Kalpana Ajayan said that financial institutions can provide gender sensitivity training for relationship managers to be more effective in catering to women customers. Further steps, improving the technical knowledge of borrowers, adoption of differentiated assessment mechanisms of creditworthiness to appraise women’s repayment capacity better, and awareness campaigns of existing schemes for women entrepreneurs must be adopted.
"Women have the lowest NPAs and a better customer base. If Financial Service Providers (FSPs) are gender intentional it will be beneficial for them from a business lens," Ajayan added.

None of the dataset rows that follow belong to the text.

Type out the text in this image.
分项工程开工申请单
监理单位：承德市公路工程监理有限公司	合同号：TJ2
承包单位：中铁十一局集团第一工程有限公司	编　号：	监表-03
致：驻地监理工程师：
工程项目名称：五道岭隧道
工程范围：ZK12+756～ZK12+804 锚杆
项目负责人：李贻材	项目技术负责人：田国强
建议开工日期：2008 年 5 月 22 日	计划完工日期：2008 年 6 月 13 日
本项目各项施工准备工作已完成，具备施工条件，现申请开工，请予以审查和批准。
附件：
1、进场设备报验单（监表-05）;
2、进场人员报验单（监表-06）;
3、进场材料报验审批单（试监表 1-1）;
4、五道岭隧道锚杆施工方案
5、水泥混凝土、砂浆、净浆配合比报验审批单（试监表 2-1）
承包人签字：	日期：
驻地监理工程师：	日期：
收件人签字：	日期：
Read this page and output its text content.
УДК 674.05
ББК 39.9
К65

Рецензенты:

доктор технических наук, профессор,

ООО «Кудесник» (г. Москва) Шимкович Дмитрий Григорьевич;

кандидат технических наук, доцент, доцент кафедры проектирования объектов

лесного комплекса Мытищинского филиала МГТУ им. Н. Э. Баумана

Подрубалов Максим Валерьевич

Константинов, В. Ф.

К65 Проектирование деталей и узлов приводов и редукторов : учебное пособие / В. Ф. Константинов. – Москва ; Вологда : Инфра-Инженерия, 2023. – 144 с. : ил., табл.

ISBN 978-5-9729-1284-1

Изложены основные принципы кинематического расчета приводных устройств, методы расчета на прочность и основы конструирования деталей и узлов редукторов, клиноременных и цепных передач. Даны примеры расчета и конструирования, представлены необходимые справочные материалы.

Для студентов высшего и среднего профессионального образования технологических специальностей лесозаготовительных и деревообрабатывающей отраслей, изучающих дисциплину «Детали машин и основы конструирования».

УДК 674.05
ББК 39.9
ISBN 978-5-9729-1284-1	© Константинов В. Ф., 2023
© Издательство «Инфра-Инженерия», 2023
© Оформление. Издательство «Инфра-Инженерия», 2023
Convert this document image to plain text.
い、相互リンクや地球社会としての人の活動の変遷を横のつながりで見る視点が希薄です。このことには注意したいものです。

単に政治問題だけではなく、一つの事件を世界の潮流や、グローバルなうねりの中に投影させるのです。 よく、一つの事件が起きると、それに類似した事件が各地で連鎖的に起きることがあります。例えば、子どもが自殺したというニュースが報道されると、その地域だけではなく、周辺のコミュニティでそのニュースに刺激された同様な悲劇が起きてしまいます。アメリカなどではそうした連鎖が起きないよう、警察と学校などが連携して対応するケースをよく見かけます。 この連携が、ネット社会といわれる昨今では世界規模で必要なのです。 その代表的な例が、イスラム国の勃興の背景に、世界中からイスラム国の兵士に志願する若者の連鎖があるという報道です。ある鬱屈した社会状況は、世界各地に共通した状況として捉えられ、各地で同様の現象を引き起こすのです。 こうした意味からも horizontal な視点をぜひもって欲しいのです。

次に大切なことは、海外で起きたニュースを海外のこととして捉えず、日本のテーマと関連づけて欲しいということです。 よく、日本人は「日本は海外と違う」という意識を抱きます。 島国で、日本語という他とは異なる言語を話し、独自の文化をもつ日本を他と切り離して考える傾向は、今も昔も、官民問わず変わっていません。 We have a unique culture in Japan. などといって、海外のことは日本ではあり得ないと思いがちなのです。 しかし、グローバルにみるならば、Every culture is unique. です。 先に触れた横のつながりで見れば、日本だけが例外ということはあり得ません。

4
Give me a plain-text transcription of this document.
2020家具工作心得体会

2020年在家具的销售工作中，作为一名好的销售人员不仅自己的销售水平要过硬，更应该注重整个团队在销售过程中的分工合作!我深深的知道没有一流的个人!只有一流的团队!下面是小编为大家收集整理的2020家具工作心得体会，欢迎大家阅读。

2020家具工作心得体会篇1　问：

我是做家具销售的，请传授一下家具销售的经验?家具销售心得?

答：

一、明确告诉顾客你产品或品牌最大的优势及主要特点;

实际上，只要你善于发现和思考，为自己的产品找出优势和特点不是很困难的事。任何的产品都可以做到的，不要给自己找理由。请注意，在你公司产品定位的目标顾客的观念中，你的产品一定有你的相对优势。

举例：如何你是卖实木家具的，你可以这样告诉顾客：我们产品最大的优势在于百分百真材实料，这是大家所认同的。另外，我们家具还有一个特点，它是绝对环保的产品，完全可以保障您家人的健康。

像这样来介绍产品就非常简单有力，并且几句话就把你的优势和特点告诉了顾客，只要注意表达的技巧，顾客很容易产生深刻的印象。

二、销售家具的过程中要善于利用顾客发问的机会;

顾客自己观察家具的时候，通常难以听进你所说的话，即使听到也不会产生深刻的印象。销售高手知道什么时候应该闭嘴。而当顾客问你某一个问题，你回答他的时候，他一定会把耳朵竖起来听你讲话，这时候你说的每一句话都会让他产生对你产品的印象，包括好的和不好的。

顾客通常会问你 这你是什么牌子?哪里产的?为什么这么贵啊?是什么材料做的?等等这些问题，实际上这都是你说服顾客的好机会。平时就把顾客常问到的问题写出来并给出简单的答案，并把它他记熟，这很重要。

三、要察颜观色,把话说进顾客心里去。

Kinara Capital's Shah suggested that women taking up leadership roles in the financial services sector can be pivotal to boosting access for women entrepreneurs, helping them secure loans and face fewer loan rejections.
"Women leading financial services can advocate for policies and practices that promote financial inclusion for women, which can help reduce loan rejection rates for women". Shah believes that women leaders mentoring and supporting other women in the financial services industry can help create a more inclusive and supportive environment for women.
Arun Nayyar, MD & CEO, NeoGrowth said that his NBFC financed 25% of loans to women-run businesses in FY 2023. The recently released NeoGrowth MSME Business Confidence Study highlighted the optimism of women entrepreneurs for 2023, with almost 80% of surveyed women business owners expecting to avail of a business loan for their various business needs this year.
According to Harshvardhan Lunia, Founder and CEO, Lendingkart, fintech has played a vital role in the country’s evolution in the last 10 years being a key driver of financial inclusion. "Most small and medium business owners who in the past were let down by conventional lending platforms, are now finally getting some much-deserved access to credit. The use of new-age technologies and digital tools such as AI, machine learning, and data analytics is helping fintech companies extend customized working capital solutions to the sector".